Vous pensez bien que quand J.L.N est arrivé là-dedans, il est parti dans un "wouahh. C'est génial! On peut aller Partout!", parce que évidemment, la mécanique est entièrement neuve dans la série Mario. Enfin, il y avait quand-même un peu de ça avec la super-étoile dans Yoshi's Island et il a joué à des niveaux de Rayman où on court sur les murs, mais dans les deux cas, si on s'arrête, on tombe, alors qu'ici on a tout le loisir d'explorer le niveau pendant qu'on colle au mur...

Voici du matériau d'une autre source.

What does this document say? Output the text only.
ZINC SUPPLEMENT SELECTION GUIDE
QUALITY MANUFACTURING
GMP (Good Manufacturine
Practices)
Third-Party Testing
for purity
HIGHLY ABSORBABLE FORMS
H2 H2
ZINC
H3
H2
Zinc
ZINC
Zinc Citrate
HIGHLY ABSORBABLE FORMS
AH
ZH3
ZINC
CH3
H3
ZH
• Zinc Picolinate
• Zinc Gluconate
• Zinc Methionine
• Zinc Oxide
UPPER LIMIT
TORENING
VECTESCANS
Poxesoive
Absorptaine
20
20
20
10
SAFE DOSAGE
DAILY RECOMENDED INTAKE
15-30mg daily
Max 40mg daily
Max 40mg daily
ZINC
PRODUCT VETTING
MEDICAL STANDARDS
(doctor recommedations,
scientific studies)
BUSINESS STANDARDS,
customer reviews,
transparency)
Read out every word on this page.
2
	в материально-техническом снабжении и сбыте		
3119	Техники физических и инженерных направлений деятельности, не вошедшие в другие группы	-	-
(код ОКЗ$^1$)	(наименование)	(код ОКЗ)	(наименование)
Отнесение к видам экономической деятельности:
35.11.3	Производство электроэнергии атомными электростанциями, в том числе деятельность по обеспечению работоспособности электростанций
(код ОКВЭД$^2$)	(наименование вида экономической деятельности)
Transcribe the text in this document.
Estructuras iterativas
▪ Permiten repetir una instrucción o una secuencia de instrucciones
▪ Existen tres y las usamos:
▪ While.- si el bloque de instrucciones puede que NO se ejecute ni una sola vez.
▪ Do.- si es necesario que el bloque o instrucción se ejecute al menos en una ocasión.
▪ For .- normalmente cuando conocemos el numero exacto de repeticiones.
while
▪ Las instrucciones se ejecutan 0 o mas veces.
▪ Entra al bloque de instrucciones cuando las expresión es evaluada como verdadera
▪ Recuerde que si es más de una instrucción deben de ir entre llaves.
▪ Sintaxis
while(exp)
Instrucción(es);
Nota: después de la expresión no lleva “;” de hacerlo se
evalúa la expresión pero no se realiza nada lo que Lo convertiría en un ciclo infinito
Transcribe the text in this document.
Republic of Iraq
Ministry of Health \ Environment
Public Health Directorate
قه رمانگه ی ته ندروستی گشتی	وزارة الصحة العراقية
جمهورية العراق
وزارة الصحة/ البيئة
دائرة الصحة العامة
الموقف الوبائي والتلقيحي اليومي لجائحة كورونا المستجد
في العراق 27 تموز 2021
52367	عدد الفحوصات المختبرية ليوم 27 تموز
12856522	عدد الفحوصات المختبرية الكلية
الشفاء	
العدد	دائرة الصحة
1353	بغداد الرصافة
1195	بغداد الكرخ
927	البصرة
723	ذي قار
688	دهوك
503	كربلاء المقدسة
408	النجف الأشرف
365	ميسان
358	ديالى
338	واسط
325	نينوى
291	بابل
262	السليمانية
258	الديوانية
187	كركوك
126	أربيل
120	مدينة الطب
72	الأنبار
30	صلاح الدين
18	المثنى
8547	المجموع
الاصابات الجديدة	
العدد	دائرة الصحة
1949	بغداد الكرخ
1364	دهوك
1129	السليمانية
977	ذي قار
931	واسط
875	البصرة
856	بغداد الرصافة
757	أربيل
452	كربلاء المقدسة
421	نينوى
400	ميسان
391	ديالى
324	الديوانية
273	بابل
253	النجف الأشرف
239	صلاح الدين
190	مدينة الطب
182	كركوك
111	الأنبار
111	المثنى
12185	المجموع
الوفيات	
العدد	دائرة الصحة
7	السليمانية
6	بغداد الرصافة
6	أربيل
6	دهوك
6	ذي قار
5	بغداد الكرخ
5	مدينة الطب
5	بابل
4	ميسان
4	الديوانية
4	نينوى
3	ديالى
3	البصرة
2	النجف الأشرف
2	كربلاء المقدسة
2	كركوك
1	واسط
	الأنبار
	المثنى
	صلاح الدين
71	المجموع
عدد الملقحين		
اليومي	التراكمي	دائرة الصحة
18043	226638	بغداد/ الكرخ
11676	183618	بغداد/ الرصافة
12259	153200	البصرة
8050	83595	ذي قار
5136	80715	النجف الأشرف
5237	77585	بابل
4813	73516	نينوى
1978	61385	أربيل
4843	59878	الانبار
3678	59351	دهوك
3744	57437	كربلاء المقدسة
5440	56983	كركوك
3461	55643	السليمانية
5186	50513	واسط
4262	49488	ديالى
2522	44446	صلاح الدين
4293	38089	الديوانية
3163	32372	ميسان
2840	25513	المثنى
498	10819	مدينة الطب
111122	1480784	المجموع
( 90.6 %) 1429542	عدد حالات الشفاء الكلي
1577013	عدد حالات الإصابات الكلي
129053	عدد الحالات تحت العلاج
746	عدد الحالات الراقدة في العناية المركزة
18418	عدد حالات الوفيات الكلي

My son was all hype when he discovered that Mario could turn into a blob and slide on walls. Something unprecendented in the Mario series (well, the super-star of Yoshi's Island works a bit like that but hasn't played them), and unlike the run-on-walls in Rayman Origins/Legends, he can stay on wall/ceiling even if he stops moving to avoid obstacles.

Personnally, I discovered it with a déjà-vu smile. There was an Amiga game featuring a blob sliding on walls as main character. I had seen that in a magazine, but I couldn't recall its name to check. I called tweeters for help, and eventually stumbled upon a XXth-century-like website hosting the list of all the 90s video games featuring a blob.

Mais moi, ça m'a surtout rappelé une vignette dans un vieux magazine de l'époque Amiga. Sauf que pas moyen de me rappeler son nom pour vérifier. j'y avais repensé au moment ou "the blob" est sorti, quoi qu'en réalité le gameplay serait plutôt à rapprocher de Super Morph auquel je n'ai pas joué non plus (mais j'aurais bien voulu).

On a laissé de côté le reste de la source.